Montuori Giulia, Tu Fengyu, Qin Di, Schmargon Rachel, Rodriguez-Fos Elias, Helmsauer Konstantin, Hui Hui, Mandal Susmita, Purshouse Karin, Fankhänel Lara, Bosco Bartolomeo, Spanjaard Bastiaan, Seyboldt Hannah, Grunewald Laura, Schmitt Matthias Jürgen, Gürgen Dennis, Buck Viktoria, Rosenfeldt Mathias T, Dubois Frank P B, Schallenberg Simon, Lehmann Annika, Theißen Jessica, Taschner-Mandl Sabine, Koch Arend, Hundsdoerfer Patrick, Künkele Annette, Eggert Angelika, Fischer Matthias, Gargiulo Gaetano, Krieger Teresa G, Chavez Lukas, Coscia Fabian, Werner Benjamin, Huang Weini, Henssen Anton G, Dörr Jan R
Department of Pediatric Oncology/Hematology, Charité-Universitätsmedizin Berlin, corporate member of Freie Universität Berlin and Humboldt Universität zu Berlin, Berlin, Germany.
Group of Theoretical Biology, Innovation Center for Evolutionary Synthetic Biology, School of Life Science, Sun Yat-sen University, Guangzhou, China.
Cancer Discov. 2025 Aug 7:OF1-OF24. doi: 10.1158/2159-8290.CD-24-1738.
Extrachromosomal DNA (ecDNA) amplification enhances intercellular oncogene dosage variability and accelerates tumor evolution by violating foundational principles of genetic inheritance through its asymmetric mitotic segregation. Spotlighting high-risk neuroblastoma, we demonstrate how ecDNA amplification undermines the clinical efficacy of current therapies in cancers with extrachromosomal MYCN amplification. Integrating theoretical models of oncogene copy number-dependent fitness with single-cell ecDNA quantification and phenotype analyses, we reveal that ecDNA copy-number heterogeneity drives phenotypic diversity and determines treatment sensitivity through mechanisms unattainable by chromosomal oncogene amplification. We demonstrate that ecDNA copy number directly influences cell fate decisions in cancer cell lines, patient-derived xenografts, and primary neuroblastomas, illustrating how extrachromosomal oncogene dosage-driven phenotypic diversity offers a strong evolutionary advantage under therapeutic pressure. Furthermore, we identify senescent cells with reduced ecDNA copy numbers as a source of treatment resistance in neuroblastomas and outline a strategy for their targeted elimination to improve the treatment of MYCN-amplified cancers.
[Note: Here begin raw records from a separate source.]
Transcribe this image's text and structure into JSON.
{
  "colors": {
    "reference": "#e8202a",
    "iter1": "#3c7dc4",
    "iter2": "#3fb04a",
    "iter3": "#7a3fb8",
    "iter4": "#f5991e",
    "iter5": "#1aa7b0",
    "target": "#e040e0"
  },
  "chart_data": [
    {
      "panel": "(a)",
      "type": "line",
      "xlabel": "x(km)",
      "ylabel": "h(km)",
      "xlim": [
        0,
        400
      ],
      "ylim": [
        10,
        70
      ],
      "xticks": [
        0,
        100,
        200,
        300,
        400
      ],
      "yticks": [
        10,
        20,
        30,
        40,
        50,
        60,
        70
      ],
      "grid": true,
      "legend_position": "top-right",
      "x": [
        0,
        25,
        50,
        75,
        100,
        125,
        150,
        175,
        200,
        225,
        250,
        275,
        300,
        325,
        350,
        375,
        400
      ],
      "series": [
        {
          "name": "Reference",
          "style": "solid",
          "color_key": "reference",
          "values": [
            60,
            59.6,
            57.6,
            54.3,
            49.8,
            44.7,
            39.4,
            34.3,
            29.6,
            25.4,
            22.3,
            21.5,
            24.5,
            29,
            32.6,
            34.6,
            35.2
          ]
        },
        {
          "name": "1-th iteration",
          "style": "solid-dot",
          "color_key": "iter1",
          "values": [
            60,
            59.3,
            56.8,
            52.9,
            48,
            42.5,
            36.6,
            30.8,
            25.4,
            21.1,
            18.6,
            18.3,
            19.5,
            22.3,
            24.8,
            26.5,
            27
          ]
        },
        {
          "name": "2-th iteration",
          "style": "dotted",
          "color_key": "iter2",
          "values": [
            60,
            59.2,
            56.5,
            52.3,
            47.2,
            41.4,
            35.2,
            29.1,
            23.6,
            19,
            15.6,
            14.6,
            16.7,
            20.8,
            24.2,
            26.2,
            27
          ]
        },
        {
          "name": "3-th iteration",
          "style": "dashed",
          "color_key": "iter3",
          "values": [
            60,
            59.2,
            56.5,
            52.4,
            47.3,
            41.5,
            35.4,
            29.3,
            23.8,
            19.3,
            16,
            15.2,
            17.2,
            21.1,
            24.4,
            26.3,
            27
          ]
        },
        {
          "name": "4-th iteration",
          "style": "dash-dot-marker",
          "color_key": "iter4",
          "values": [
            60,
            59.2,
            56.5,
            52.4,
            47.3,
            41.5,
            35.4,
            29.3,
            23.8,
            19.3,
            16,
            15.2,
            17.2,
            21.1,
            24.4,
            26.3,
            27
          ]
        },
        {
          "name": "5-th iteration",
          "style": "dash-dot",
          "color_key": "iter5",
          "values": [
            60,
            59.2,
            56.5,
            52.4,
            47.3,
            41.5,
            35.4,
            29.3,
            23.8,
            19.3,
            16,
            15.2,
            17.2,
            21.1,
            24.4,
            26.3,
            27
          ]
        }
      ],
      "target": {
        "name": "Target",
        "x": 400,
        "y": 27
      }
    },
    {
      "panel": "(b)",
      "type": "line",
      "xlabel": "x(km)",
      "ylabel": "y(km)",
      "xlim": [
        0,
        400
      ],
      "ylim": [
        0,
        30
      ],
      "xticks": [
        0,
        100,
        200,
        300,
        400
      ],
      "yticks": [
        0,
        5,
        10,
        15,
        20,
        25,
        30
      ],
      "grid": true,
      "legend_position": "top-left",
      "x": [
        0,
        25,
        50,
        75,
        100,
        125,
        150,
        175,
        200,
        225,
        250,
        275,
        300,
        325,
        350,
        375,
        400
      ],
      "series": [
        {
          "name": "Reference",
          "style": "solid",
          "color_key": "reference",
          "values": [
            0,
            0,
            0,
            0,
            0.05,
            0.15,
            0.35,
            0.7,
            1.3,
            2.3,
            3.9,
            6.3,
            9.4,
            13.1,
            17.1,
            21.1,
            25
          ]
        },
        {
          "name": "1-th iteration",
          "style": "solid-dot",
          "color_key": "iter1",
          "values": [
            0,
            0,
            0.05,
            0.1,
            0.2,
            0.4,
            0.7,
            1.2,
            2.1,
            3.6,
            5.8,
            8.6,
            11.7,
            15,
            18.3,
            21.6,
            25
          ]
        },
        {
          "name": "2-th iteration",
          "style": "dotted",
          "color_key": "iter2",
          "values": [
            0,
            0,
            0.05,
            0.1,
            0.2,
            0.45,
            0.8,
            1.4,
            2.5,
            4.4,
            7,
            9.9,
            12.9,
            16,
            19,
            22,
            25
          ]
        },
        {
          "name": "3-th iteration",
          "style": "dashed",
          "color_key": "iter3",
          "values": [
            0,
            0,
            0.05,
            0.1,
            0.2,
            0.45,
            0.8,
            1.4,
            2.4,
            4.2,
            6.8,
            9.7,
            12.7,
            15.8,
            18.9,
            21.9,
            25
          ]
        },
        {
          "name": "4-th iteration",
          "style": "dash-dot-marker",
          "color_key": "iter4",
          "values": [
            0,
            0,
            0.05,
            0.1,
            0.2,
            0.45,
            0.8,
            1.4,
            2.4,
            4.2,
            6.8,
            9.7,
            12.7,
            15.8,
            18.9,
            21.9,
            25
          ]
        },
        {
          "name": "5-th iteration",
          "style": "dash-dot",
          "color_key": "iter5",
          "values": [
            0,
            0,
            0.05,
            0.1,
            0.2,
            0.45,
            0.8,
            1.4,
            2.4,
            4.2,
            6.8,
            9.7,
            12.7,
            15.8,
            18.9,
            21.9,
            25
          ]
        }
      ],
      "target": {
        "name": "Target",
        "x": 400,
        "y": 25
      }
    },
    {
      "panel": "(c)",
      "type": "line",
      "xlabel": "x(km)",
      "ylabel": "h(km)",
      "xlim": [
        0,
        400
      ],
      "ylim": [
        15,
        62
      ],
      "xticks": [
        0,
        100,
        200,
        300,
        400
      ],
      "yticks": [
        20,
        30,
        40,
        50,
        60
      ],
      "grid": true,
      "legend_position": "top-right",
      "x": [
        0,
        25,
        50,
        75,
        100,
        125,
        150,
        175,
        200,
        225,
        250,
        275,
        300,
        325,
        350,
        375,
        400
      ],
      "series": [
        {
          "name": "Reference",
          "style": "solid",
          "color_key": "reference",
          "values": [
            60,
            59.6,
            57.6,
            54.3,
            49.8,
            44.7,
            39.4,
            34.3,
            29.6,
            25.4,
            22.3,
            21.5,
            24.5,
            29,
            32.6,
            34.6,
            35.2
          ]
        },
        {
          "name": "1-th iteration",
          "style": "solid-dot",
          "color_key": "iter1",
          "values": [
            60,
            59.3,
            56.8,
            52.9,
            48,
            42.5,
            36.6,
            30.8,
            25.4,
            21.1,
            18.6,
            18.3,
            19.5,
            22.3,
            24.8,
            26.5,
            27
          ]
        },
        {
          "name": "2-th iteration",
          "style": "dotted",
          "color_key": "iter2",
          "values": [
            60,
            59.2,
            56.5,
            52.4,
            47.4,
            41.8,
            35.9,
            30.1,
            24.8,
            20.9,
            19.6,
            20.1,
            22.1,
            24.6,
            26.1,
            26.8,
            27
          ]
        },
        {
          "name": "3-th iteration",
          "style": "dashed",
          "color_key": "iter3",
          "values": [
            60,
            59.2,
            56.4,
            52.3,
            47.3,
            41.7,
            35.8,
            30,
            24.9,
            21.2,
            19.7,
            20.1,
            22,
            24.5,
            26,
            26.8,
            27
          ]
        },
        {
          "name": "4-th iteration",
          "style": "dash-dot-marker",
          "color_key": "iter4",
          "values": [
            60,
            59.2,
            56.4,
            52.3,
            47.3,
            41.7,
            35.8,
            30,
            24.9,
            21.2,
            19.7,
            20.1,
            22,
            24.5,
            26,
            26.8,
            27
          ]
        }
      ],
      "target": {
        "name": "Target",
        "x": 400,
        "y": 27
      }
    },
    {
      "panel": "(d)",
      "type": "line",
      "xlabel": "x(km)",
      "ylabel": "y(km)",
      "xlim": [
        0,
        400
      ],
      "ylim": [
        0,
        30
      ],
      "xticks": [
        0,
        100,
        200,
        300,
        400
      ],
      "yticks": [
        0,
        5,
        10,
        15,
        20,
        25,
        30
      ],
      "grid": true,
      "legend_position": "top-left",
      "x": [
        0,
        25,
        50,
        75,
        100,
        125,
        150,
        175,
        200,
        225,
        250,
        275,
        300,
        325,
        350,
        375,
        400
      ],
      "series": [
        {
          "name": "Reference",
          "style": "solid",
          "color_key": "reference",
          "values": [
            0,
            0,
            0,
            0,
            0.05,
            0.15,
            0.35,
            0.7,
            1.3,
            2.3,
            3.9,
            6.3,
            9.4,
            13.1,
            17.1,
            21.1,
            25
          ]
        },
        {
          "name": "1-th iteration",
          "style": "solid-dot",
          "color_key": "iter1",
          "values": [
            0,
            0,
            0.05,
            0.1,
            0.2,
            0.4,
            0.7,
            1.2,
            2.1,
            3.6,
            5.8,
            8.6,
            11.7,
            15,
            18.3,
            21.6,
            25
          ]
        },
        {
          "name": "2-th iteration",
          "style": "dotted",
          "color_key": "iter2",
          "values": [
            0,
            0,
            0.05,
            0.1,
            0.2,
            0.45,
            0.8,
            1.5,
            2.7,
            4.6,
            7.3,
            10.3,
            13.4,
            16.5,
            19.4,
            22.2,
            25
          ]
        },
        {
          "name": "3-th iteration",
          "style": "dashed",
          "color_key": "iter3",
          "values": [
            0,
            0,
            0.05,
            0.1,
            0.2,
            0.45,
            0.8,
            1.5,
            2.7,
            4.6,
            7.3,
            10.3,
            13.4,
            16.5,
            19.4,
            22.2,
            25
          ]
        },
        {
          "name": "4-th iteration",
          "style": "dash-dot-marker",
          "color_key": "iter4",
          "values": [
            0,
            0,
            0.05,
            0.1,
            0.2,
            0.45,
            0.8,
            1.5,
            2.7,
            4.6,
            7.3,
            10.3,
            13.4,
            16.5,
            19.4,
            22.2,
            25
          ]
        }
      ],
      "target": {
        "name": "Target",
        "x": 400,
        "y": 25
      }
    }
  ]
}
ecDNA-driven tumor genome evolution provides a major challenge to curative cancer therapies. We demonstrate that ecDNA copy-number dynamics drives treatment resistance by promoting oncogene dosage-dependent phenotypic heterogeneity in MYCN-amplified cancers. Exploiting phenotype-specific vulnerabilities of ecDNA cells, therefore, presents a powerful strategy to overcome treatment resistance. See related article by Korsah, p. XX.
染色体外DNA(ecDNA)扩增通过不对称有丝分裂分离违反遗传继承的基本原理,增强细胞间癌基因剂量变异性并加速肿瘤进化。以高危神经母细胞瘤为重点,我们展示了ecDNA扩增如何破坏当前疗法在具有染色体外MYCN扩增的癌症中的临床疗效。将癌基因拷贝数依赖性适应性的理论模型与单细胞ecDNA定量和表型分析相结合,我们发现ecDNA拷贝数异质性驱动表型多样性,并通过染色体癌基因扩增无法实现的机制决定治疗敏感性。我们证明ecDNA拷贝数直接影响癌细胞系、患者来源的异种移植瘤和原发性神经母细胞瘤中的细胞命运决定,说明了染色体外癌基因剂量驱动的表型多样性如何在治疗压力下提供强大的进化优势。此外,我们将ecDNA拷贝数减少的衰老细胞鉴定为神经母细胞瘤治疗耐药的来源,并概述了一种针对其靶向消除的策略,以改善MYCN扩增癌症的治疗。
ecDNA驱动的肿瘤基因组进化对癌症根治性疗法构成重大挑战。我们证明ecDNA拷贝数动态通过促进MYCN扩增癌症中癌基因剂量依赖性表型异质性来驱动治疗耐药性。因此,利用ecDNA细胞的表型特异性弱点是克服治疗耐药性的有力策略。见Korsah的相关文章,第XX页。